SOLUTION: Think BYO. Pack a protein snack -- cheese and crackers, or trail mix in a plastic bag. And bring a bottle of water -- it's expensive at the airport. If you decide to grab some food at the airport before your flight, look at a services map before you go through security, since the only thing on the other side may be a McDonald's and a newsstand.
SNAG: The guy in the seat in front of you has reclined his seat so far back your knees are in your face.
SOLUTION: If the guy won't compromise, whip out your Knee Defender (www.kneedefender.com), a plastic device that snaps onto your tray table and controls how far your nemesis can put his seat back. Some folks have been known to aim their fresh-air nozzle directly at the noggin of the offending passenger as an incentive to un-recline, but we cannot condone this antisocial behavior.
SNAG: You can't fall asleep.
SOLUTION: Pack special noise-reducing earphones to mute engine racket (Bose makes a nice set; www.bose.co.uk/noise_reduction/qc2_headphones) and wear a blindfold. One by Flight 001 comes with a plastic insert so you can alert the flight attendant if you want to be awakened for meals or the duty-free cart (www.flight001.com). Another product, the Dream Helmet (www.dreamhelmet.com) is a combination blindfold and pillow that looks goofy, but effectively blocks out all sound and light. Some people swear by sleeping pills such as Ambien (prescription required).
SNAG: You're grossed out by the aircraft's oft-used pillows (if you can even find one).

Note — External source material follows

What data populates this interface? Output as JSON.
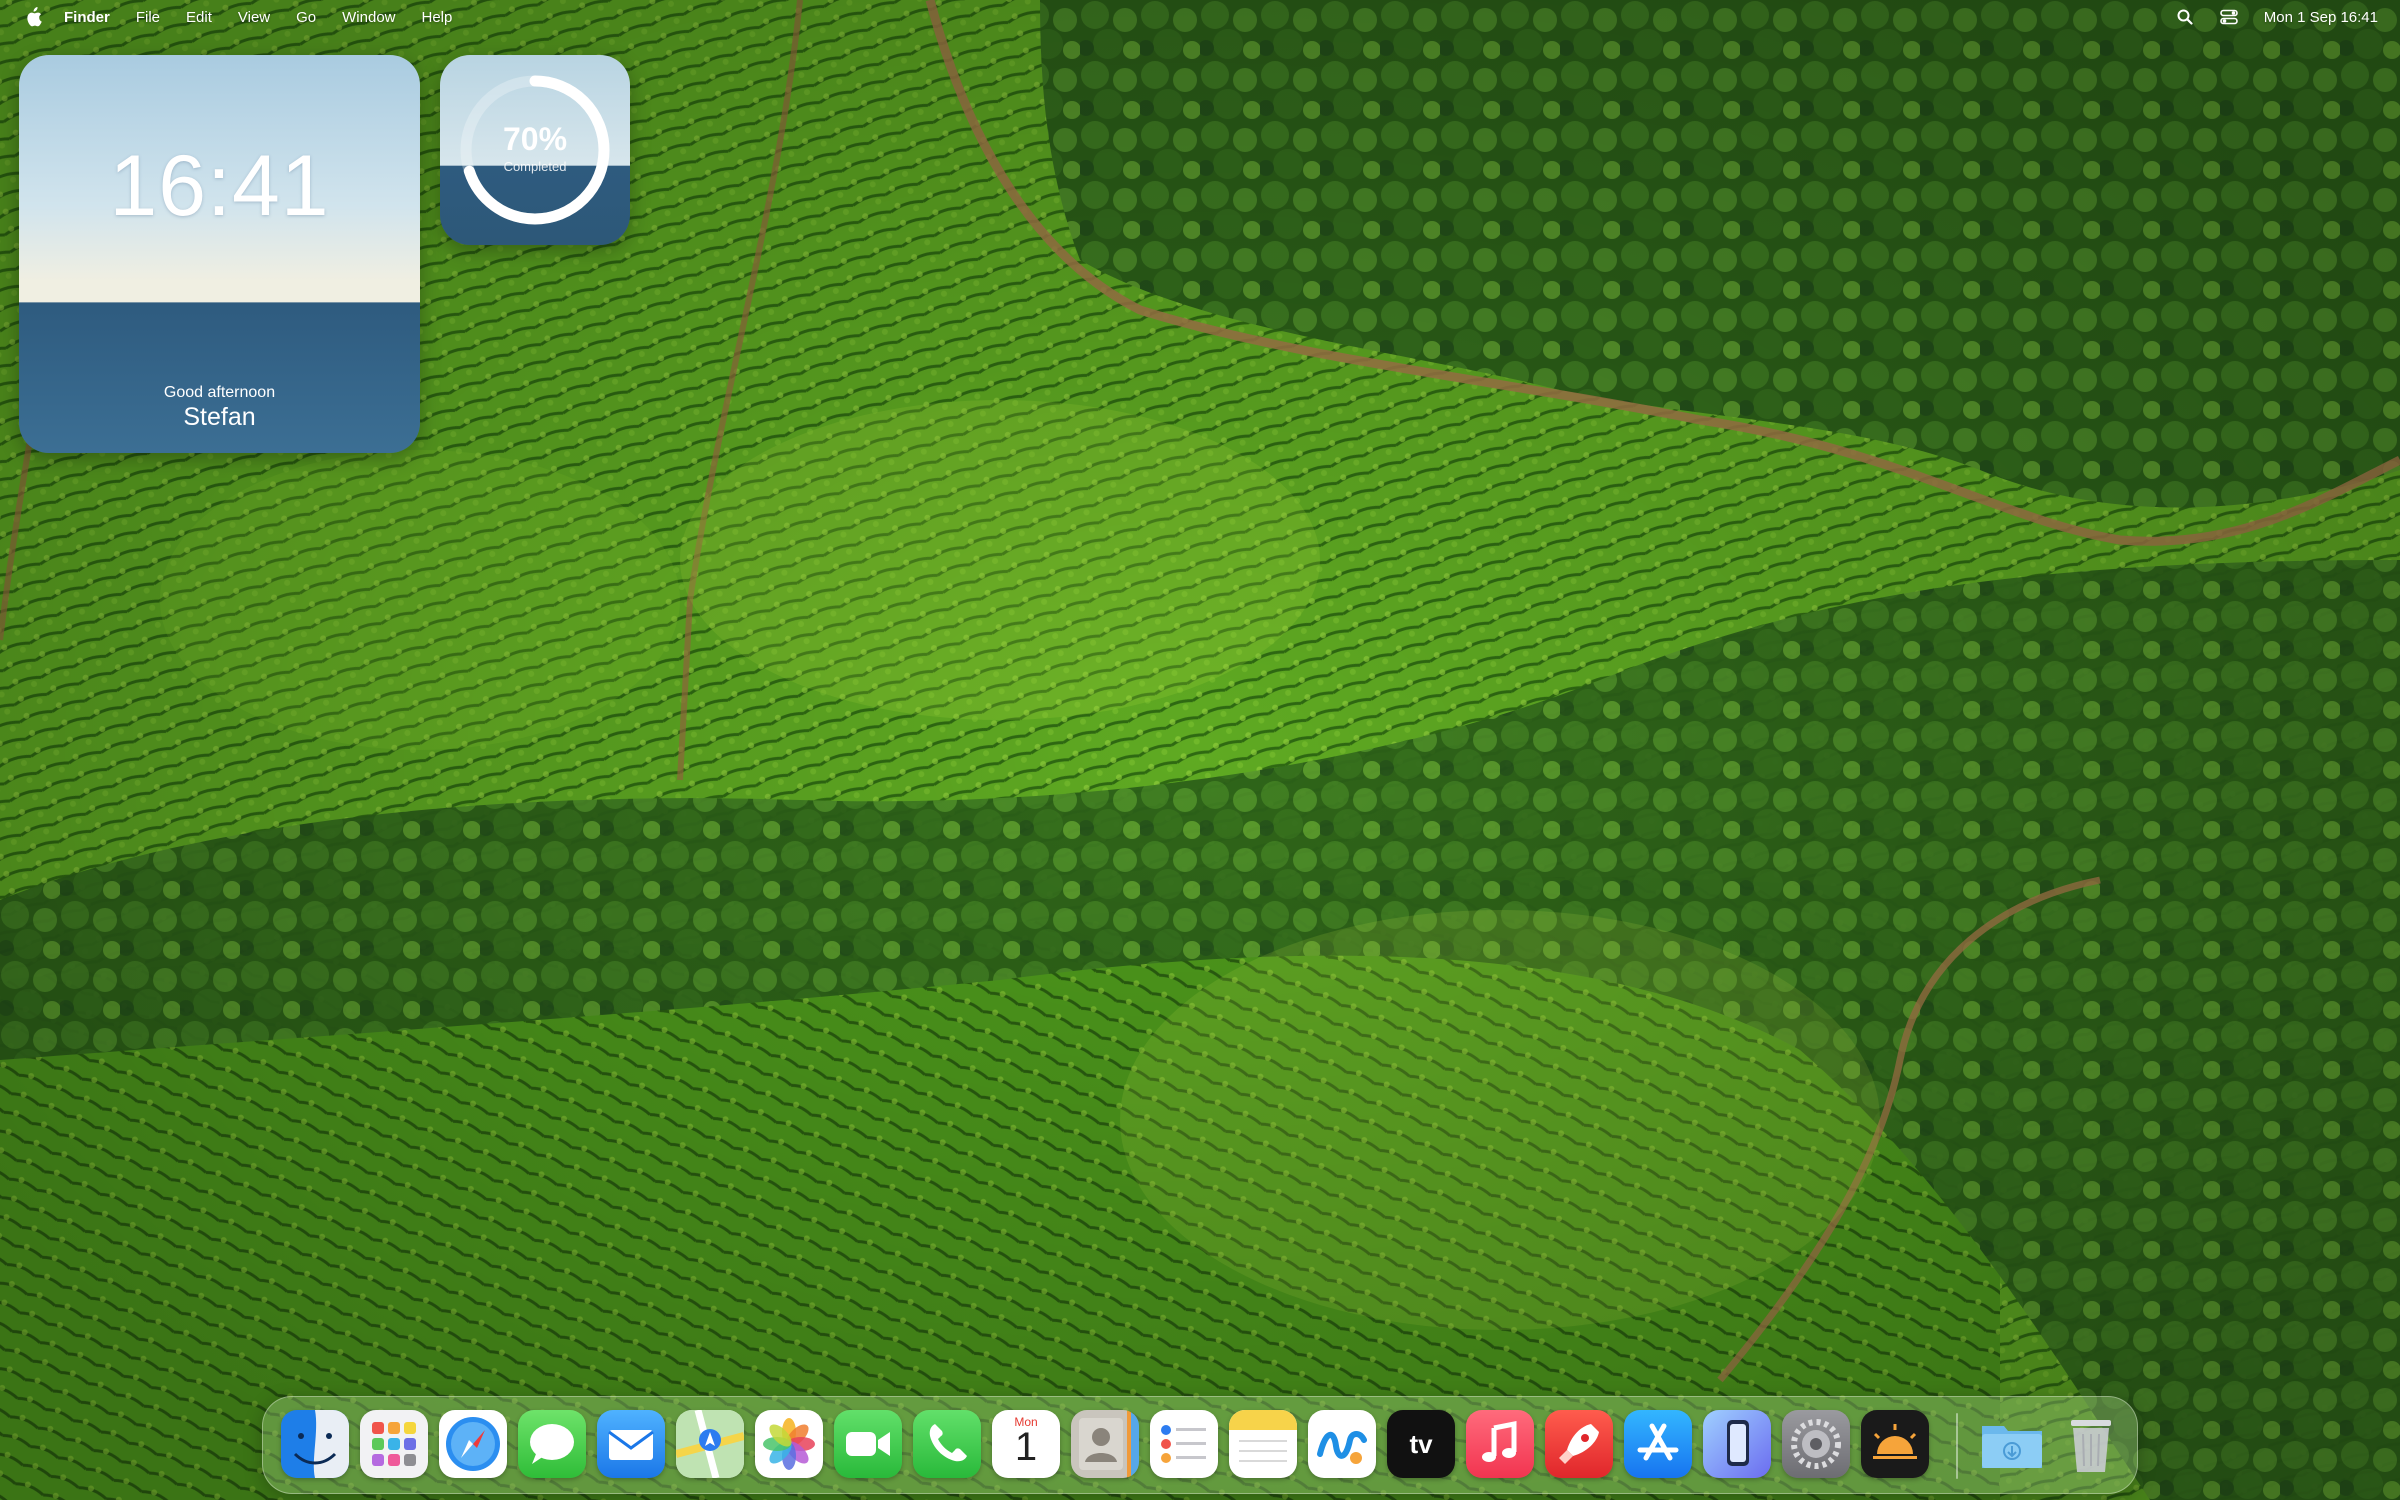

SOLUTION: Bring your own pillowcase, or even your own mini-pillow. One new stretchable model by Bucky molds to the shape of your body and comes with a snap that allows the pillow to be attached securely to luggage, backpack or carry-on. (www.bucky.com).
SNAG: You're taking a long flight and worry about DVT (deep-vein thrombosis).

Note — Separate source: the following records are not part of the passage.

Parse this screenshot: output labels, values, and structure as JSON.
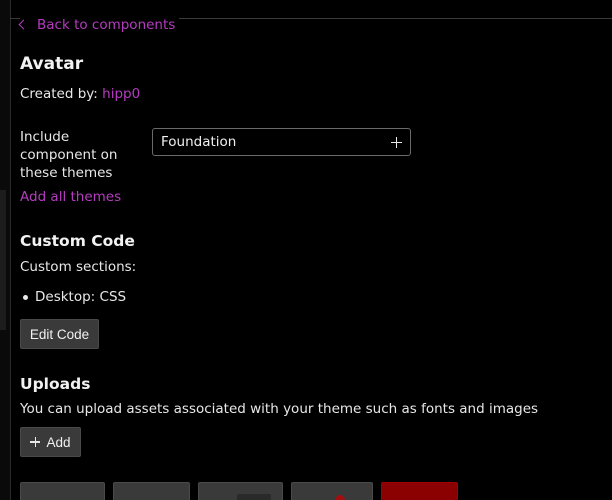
{
  "nav": {
    "back_label": "Back to components"
  },
  "component": {
    "title": "Avatar",
    "created_by_label": "Created by:",
    "author": "hipp0"
  },
  "themes": {
    "label": "Include component on these themes",
    "selected_theme": "Foundation",
    "add_all_label": "Add all themes"
  },
  "custom_code": {
    "heading": "Custom Code",
    "sections_label": "Custom sections:",
    "sections": [
      "Desktop: CSS"
    ],
    "edit_button_label": "Edit Code"
  },
  "uploads": {
    "heading": "Uploads",
    "description": "You can upload assets associated with your theme such as fonts and images",
    "add_button_label": "Add"
  },
  "colors": {
    "background": "#000000",
    "accent_link": "#b53cc0",
    "button_bg": "#3a3a3a",
    "danger": "#8b0000"
  },
  "icons": {
    "back": "chevron-left-icon",
    "theme_add": "plus-icon",
    "upload_add": "plus-icon"
  }
}
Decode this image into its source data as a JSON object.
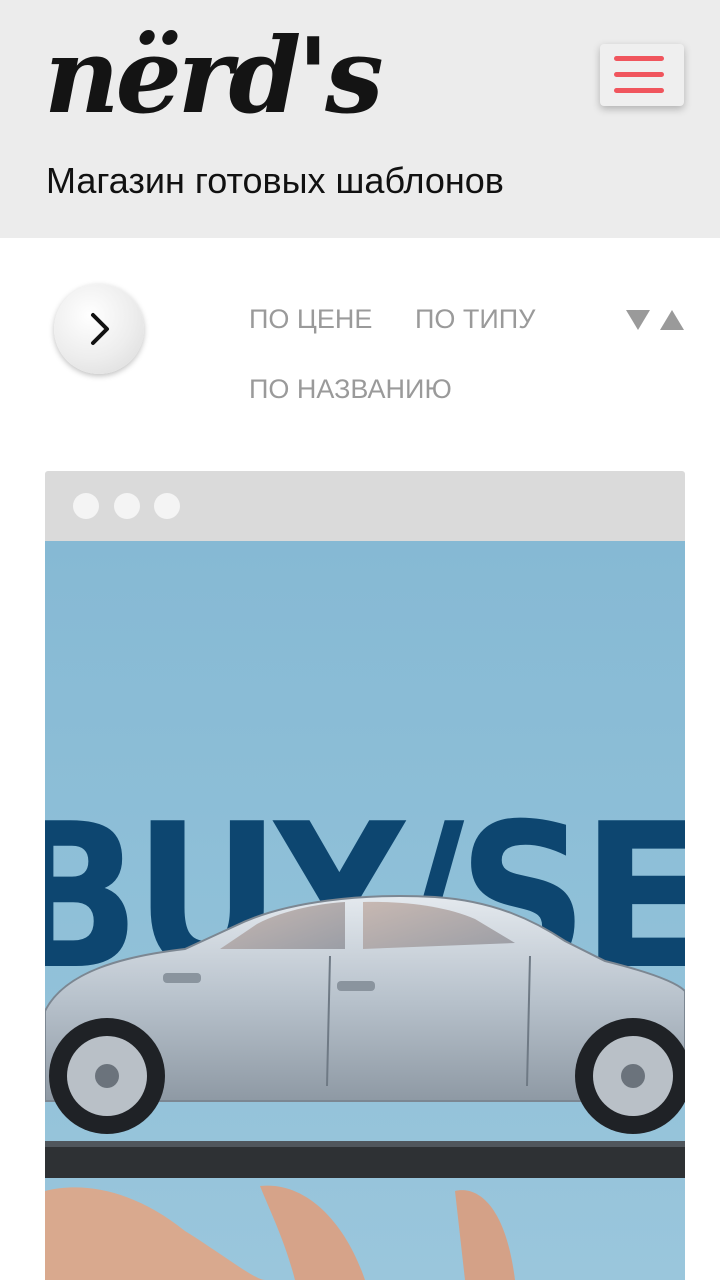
{
  "header": {
    "logo_text": "nërd's",
    "tagline": "Магазин готовых шаблонов",
    "menu_icon": "hamburger-icon",
    "menu_color": "#f0555d"
  },
  "sorting": {
    "arrow_icon": "chevron-right-icon",
    "options": [
      "по цене",
      "по типу",
      "по названию"
    ],
    "order_icons": [
      "sort-descending-icon",
      "sort-ascending-icon"
    ]
  },
  "card": {
    "window_dots": 3,
    "preview_headline": "BUY/SEL",
    "preview_bg": "#8fc0d8",
    "headline_color": "#0d4670"
  }
}
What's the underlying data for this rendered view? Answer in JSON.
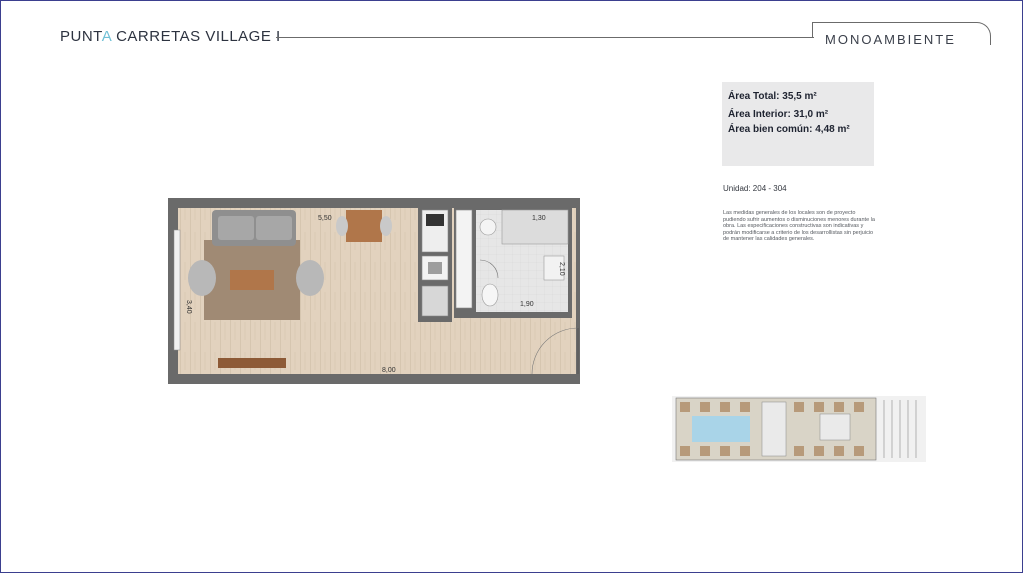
{
  "header": {
    "brand_prefix": "PUNT",
    "brand_accent": "A",
    "brand_suffix": " CARRETAS VILLAGE I",
    "unit_type": "MONOAMBIENTE"
  },
  "areas": {
    "total": "Área Total: 35,5 m²",
    "interior": "Área Interior: 31,0 m²",
    "common": "Área bien común: 4,48 m²"
  },
  "unit_label": "Unidad: 204 - 304",
  "disclaimer": "Las medidas generales de los locales son de proyecto pudiendo sufrir aumentos o disminuciones menores durante la obra. Las especificaciones constructivas son indicativas y podrán modificarse a criterio de los desarrollistas sin perjuicio de mantener las calidades generales.",
  "dimensions": {
    "living_width": "5,50",
    "total_length": "8,00",
    "height_left": "3,40",
    "bath_top": "1,30",
    "bath_side": "2,10",
    "bath_bottom": "1,90"
  },
  "colors": {
    "brand_accent": "#6fc0d6",
    "wall": "#6a6a6a",
    "wood_floor": "#e2d2be",
    "tile_floor": "#e4e4e4",
    "rug": "#a08a74",
    "pool": "#a9d4e8"
  }
}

SOLUTION: You can reduce your chances of getting painful (and sometimes fatal) DVT, which results when blood clots develop in the leg during or after a long-haul flight. Forget about sleeping during the flight; get up at least once an hour and walk through the cabin for a few minutes. Drink plenty of water and wear loose-fitting clothes. Wiggle your toes, make ankle circles and do other stretching exercises in your seat periodically, or bring special prerecorded workout tapes. Those at high risk should consider wearing compression stockings and discuss anticoagulation therapy with their doctors.
SNAG: Your seatmate won't shut up.
SOLUTION: Mumble something in fake Croatian and look puzzled. Or slip on a pair of headphones as soon as you sit down, even if there's nothing on the other end. It's a polite way to imply you aren't feeling talkative.